Front Row at the Movies
“Belle” Speaks of Equality and Romance
Reviewed by Shirrel Rhoades
An odd painting used to hang in Kenwood House outside of London, a portrait of a proper English lady and standing beside her a beautiful woman of color wearing a feathered turban. That they were equals can be determined by the fact that they are pictured at the same eye-line. This 1779 neoclassical painting, attributed to Johann Zoffany, depicts Dido Belle and her cousin Elizabeth.
Dido was the illegitimate mixed-race daughter of Admiral Sir John Lindsey, sent to live with his uncle William Murray, 1st Earl of Mansfield. Despite the girl’s ethnicity, Lord Mansfield raised her to be an aristocrat alongside her orphaned cousin.
What makes this interesting is that Mansfield served as Lord Chief Justice of England and Wales. And as such he was called upon to rule in the Somersett’s Case, a legal matter involving an escaped slave. Rather than recuse himself because of his ward Dido (technically, a slave because of her African mother), he ruled that “the state of slavery is of such a nature, that it is incapable of being introduced on any reasons, moral or political … it's so odious, that nothing can be suffered to support it but positive law.”
Abolitionists of the time took this to mean that slavery was abolished in England.
While Lord Mansfield’s ruling was a little vague, he did take the precaution of formally giving Dido Belle her freedom.
That aside, “Belle” -- the movie now playing at the Tropic Cinema -- spends more time examining Dido Belle’s romance with John Davinier. Actually a Frenchman who worked as a gentleman's steward, in the movie he’s said to be a lawyer. No wonder Lord Mansfield worried that she was marrying below her station.

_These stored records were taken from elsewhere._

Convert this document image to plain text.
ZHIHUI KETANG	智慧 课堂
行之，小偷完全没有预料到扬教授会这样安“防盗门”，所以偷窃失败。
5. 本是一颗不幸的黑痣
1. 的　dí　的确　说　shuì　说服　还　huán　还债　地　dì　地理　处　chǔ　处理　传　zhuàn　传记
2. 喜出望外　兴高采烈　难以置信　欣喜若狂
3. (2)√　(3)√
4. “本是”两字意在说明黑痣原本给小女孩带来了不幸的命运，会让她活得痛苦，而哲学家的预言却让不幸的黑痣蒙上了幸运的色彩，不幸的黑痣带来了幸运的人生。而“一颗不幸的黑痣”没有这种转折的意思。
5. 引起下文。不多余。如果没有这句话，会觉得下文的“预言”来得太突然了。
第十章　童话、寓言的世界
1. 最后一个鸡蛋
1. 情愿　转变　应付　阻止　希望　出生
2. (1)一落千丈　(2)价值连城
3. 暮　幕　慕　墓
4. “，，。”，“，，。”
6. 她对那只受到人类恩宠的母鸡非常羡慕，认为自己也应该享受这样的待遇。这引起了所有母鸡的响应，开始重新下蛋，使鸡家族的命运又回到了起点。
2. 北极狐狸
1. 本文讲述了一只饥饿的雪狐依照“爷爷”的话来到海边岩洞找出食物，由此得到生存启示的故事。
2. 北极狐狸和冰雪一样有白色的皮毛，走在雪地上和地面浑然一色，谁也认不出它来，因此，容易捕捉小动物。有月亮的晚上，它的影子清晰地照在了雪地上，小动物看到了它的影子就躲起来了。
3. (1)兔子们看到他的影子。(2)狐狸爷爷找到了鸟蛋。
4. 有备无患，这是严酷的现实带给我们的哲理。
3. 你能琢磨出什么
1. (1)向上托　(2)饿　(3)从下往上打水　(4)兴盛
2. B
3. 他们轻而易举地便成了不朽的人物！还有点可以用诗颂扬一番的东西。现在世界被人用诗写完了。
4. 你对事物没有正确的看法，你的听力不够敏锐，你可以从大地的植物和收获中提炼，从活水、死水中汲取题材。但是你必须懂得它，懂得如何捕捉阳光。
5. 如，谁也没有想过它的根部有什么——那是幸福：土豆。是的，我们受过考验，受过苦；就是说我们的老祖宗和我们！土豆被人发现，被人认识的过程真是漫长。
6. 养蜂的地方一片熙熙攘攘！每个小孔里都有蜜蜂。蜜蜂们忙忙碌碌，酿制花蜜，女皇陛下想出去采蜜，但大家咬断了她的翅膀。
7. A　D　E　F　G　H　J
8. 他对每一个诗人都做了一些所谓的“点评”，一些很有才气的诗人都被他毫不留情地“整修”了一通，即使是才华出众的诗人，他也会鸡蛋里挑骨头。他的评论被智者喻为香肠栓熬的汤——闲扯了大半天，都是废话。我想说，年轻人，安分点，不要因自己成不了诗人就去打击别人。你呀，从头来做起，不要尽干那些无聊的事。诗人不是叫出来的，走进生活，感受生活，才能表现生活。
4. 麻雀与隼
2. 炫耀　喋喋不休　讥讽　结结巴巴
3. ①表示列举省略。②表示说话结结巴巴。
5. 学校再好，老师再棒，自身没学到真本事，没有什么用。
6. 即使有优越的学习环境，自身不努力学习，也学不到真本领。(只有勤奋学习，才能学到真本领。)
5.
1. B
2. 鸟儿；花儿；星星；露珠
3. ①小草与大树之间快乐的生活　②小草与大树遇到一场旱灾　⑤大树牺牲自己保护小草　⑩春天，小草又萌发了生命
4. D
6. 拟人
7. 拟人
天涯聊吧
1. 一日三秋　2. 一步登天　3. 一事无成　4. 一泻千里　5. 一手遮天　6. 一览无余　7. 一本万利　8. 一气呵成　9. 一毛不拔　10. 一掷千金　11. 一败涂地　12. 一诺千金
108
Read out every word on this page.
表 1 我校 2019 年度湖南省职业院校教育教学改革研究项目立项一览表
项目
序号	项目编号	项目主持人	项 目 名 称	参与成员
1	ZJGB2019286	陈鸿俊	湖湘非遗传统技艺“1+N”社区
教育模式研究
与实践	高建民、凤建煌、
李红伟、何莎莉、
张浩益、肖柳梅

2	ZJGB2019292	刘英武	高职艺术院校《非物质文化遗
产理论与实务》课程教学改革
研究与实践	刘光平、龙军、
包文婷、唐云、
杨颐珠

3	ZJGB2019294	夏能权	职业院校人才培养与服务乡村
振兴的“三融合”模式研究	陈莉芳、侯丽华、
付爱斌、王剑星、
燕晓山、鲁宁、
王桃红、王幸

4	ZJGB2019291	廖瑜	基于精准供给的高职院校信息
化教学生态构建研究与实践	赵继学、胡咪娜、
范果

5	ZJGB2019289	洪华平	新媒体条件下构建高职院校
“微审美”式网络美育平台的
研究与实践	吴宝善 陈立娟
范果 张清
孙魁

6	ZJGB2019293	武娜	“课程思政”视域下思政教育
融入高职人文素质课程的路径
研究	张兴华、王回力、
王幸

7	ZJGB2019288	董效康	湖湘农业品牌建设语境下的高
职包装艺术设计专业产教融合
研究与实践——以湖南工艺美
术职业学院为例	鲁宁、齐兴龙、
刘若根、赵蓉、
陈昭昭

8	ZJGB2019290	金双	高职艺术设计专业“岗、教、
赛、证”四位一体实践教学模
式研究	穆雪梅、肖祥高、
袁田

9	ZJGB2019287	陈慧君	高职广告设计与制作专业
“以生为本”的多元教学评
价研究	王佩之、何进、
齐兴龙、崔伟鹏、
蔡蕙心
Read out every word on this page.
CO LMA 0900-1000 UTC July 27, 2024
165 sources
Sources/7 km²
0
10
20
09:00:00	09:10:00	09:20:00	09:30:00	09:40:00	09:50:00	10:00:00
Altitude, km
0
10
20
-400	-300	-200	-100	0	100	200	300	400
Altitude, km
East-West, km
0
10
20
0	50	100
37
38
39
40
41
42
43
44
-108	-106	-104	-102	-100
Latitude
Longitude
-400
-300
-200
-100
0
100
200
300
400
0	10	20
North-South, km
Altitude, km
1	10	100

Belle is portrayed by Gugu Mbatha-Raw (the beautiful actress who starred in TV’s short-lived “Undercovers” series). Tom Wilkerson (“In the Bedroom”) and Emily Watson (“Breaking the Waves”) take on the roles of Lord and Lady Mansfield. Miranda Richardson (“Damage”) is cast as Lady Ashford. Sarah Gadon (“Cosmopolis”) is seen as cousin Elizabeth. And Sam Reid (“The Railway Man”) has the part of John Davinier.
Director Amma Asante is herself a woman of color. Born in London to Ghanaian parents, she began her career on television as a child actress (BBC1’s long-running “Grange Hall”) but switched to the other side of the camera during her teens, becoming a screenwriter and producer. “Belle” is her second turn at directing a feature film.
Recently “Belle” was given a special showing at the United Nations as part of its commemorative events on the transatlantic slave trade. And Asante was picked by BAFTA as a Brit to Watch.
As for “Belle,” her life was an interesting paradox, that of an heiress and at the same time a social pariah … more due to her illegitimate birth than being black.
In the US Declaration of Independence, Thomas Jefferson wrote that “All men are created equal,” yet he kept slaves. William Murray, 1st Earl of Mansfield gave an illegitimate slave girl her freedom and raised her as an aristocrat.
Apparently, equality is not as simple as appearing at eye level in a painting.